CMC’s campus is also attracting visitors.
“CMS shut down their fields and tracks so we can’t exercise unless we run around campus,” Annette Wong CM ’20 said via email. “But when we run around campus, non-5C people are always around on walks, walking their dogs, jogging, bringing their kids and essentially using the 5Cs as a huge public park. This is annoying because it puts 5Cers who are still on campus in danger.”
The colleges have put up signs about the closure around campus entrances, and Campus Safety has been informing members of the public spotted on campus that the campuses are closed, The Claremont Colleges Services spokesperson Laura Muna-Landa told TSL.
The campuses were closed “in an effort to do our part to ‘Stop the Spread’ and ‘Flatten the Curve’ and in accordance with the ‘Safer at Home’ orders by the State of California and Los Angeles County,” she added.
Even when members of the public do appear on campus, students say they do not have much interaction with others.

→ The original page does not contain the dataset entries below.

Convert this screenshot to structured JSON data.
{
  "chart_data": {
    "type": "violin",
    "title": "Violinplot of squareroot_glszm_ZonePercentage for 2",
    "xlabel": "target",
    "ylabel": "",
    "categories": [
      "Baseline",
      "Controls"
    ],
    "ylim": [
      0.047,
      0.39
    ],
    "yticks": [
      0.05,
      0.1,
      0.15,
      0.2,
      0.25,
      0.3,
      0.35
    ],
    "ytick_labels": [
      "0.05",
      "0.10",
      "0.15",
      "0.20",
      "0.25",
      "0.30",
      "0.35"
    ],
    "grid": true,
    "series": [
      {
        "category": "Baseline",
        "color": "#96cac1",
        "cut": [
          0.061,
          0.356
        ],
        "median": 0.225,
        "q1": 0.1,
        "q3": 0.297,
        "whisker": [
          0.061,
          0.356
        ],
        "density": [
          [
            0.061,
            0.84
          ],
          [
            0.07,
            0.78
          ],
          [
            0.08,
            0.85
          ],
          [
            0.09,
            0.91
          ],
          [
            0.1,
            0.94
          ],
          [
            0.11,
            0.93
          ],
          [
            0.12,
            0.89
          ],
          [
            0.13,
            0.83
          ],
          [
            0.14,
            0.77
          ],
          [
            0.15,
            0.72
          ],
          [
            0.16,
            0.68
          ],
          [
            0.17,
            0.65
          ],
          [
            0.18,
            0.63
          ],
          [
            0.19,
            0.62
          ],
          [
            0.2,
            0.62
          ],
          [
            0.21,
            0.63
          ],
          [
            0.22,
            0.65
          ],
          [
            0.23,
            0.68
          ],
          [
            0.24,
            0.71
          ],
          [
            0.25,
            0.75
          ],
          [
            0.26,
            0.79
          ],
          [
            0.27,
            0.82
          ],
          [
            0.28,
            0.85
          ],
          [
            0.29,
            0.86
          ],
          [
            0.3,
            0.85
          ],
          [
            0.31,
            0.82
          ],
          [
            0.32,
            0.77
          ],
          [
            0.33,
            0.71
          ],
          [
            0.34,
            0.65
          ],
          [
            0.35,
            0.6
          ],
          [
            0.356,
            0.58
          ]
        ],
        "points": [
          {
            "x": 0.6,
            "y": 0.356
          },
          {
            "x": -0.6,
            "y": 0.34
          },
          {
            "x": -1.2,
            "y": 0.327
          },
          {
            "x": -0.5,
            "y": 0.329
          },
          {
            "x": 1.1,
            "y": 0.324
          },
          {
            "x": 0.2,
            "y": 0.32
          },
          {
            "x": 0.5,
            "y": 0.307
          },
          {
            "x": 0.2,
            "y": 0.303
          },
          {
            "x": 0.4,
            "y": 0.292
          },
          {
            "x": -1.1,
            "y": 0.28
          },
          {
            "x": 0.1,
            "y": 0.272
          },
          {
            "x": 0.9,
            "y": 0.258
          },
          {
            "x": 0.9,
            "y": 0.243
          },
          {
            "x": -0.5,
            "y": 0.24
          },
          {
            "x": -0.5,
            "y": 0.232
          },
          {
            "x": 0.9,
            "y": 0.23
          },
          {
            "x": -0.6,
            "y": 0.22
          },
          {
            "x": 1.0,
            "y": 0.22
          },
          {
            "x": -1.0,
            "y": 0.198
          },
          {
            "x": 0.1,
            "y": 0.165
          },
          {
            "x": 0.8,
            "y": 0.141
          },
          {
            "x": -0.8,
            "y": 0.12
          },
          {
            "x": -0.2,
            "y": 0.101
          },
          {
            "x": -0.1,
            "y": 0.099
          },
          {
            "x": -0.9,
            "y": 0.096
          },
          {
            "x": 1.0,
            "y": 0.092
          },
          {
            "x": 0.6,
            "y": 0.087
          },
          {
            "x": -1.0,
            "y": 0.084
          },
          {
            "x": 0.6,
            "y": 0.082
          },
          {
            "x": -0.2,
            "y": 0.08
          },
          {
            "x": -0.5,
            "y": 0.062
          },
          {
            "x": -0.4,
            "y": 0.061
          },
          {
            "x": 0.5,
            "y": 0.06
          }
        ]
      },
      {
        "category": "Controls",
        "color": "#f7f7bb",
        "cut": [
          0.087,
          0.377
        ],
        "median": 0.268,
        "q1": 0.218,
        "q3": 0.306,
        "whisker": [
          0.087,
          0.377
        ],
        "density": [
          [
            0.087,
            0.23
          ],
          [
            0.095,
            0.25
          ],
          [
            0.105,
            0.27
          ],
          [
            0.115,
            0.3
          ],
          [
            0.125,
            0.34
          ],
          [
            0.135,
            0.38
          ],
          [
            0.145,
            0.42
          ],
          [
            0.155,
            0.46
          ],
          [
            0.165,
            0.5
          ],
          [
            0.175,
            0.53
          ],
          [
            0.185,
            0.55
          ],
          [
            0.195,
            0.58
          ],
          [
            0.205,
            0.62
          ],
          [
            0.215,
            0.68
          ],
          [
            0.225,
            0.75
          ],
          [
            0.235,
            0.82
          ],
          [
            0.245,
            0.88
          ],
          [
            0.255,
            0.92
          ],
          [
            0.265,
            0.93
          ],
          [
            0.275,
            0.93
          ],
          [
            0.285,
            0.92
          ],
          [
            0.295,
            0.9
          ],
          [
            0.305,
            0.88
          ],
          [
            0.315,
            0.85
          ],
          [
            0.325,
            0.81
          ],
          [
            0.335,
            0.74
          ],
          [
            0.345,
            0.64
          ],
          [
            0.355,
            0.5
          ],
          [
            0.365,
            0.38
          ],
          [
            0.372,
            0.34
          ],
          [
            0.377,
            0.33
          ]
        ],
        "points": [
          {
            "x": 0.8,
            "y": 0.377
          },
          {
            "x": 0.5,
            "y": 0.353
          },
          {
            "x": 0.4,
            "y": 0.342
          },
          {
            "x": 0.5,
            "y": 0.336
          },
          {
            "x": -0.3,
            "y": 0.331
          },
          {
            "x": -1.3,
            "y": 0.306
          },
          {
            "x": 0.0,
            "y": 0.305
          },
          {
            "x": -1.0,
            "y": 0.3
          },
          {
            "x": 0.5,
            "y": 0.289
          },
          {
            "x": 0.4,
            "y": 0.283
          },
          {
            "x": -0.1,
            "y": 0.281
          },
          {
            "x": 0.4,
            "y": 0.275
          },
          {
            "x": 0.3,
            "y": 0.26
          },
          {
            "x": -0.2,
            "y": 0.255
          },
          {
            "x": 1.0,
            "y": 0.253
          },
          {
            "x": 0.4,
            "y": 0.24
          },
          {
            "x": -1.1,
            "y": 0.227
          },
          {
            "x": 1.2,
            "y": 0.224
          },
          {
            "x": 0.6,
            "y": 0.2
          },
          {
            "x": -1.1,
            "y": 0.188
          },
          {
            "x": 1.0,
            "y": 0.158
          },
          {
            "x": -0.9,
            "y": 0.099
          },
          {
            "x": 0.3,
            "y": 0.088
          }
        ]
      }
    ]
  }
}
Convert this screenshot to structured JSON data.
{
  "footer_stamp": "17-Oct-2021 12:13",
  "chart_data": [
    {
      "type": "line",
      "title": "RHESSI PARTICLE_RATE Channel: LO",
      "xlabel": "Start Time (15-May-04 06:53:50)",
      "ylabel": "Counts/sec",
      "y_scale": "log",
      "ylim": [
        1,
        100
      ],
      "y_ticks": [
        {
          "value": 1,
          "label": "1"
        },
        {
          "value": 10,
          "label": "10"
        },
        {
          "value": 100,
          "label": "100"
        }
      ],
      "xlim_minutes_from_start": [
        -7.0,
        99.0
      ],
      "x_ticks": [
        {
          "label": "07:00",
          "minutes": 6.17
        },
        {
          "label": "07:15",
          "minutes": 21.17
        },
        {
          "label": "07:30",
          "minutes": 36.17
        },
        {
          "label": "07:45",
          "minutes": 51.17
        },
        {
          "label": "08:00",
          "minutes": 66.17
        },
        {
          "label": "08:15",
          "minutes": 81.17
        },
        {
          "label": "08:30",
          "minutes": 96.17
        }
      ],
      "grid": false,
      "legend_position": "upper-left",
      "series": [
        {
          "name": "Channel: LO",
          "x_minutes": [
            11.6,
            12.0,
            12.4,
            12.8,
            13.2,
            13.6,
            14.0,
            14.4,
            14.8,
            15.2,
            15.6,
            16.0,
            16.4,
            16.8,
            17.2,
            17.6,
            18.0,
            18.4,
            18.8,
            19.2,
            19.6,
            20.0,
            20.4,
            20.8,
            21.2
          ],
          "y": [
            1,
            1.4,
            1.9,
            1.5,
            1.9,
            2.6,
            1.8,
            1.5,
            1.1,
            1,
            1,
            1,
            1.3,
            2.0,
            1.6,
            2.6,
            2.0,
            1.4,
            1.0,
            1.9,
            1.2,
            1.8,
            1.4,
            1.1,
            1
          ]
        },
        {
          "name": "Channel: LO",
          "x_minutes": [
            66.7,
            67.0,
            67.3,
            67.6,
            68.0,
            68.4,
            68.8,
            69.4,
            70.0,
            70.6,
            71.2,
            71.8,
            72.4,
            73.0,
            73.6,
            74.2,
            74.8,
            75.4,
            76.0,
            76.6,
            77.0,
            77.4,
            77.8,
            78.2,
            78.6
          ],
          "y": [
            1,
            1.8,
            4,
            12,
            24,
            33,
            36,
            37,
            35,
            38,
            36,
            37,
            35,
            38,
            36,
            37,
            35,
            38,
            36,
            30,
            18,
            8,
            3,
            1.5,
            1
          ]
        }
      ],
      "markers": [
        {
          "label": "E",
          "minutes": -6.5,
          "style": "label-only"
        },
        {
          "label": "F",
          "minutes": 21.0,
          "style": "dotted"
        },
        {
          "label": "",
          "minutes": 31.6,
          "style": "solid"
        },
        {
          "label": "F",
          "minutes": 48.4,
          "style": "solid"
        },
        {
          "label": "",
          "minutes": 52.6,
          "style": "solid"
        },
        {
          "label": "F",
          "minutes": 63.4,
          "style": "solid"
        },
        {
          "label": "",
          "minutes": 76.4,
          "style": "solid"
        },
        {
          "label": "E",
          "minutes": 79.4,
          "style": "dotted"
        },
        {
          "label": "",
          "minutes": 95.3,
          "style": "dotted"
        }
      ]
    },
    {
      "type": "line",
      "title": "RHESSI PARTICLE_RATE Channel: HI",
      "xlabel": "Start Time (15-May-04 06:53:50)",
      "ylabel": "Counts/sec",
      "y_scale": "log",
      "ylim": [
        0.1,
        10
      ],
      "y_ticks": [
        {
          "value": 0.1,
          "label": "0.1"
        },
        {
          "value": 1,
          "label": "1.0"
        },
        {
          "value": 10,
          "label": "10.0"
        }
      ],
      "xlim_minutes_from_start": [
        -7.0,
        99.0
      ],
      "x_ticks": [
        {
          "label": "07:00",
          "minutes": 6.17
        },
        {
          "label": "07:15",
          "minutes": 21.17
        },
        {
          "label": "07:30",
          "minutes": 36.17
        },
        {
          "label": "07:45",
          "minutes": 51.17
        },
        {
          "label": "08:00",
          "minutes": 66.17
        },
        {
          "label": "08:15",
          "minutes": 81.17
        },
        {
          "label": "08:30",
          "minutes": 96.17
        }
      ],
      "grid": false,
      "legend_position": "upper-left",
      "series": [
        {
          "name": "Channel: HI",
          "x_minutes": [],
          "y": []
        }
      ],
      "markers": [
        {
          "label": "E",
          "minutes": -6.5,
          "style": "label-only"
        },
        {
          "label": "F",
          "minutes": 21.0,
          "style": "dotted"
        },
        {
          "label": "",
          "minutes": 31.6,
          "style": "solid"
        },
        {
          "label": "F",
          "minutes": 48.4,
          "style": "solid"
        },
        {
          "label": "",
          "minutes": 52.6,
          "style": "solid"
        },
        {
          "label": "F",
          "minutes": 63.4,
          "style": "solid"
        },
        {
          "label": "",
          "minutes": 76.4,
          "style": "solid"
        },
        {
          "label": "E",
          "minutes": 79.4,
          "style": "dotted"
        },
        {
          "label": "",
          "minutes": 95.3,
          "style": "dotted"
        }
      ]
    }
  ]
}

“Everyone seems pretty isolated,” Balemian-Spencer said. “I’ll go out sometimes and sit on the lawn, and I think only once have I seen another person outside. So I don’t really see many people outside, but I also don’t go outside as much myself.”
Zahoor echoed this sentiment.
“I don’t know if that would be different if I was on campus at the 5Cs, but right now there’s very few interactions with people, with my friends who live at Pomona or Scripps,” he said. “But I mean, I’m grateful that I have some friends nearby, I think that makes a big difference.”
This article was last updated April 25, 2020 at 11:25 a.m.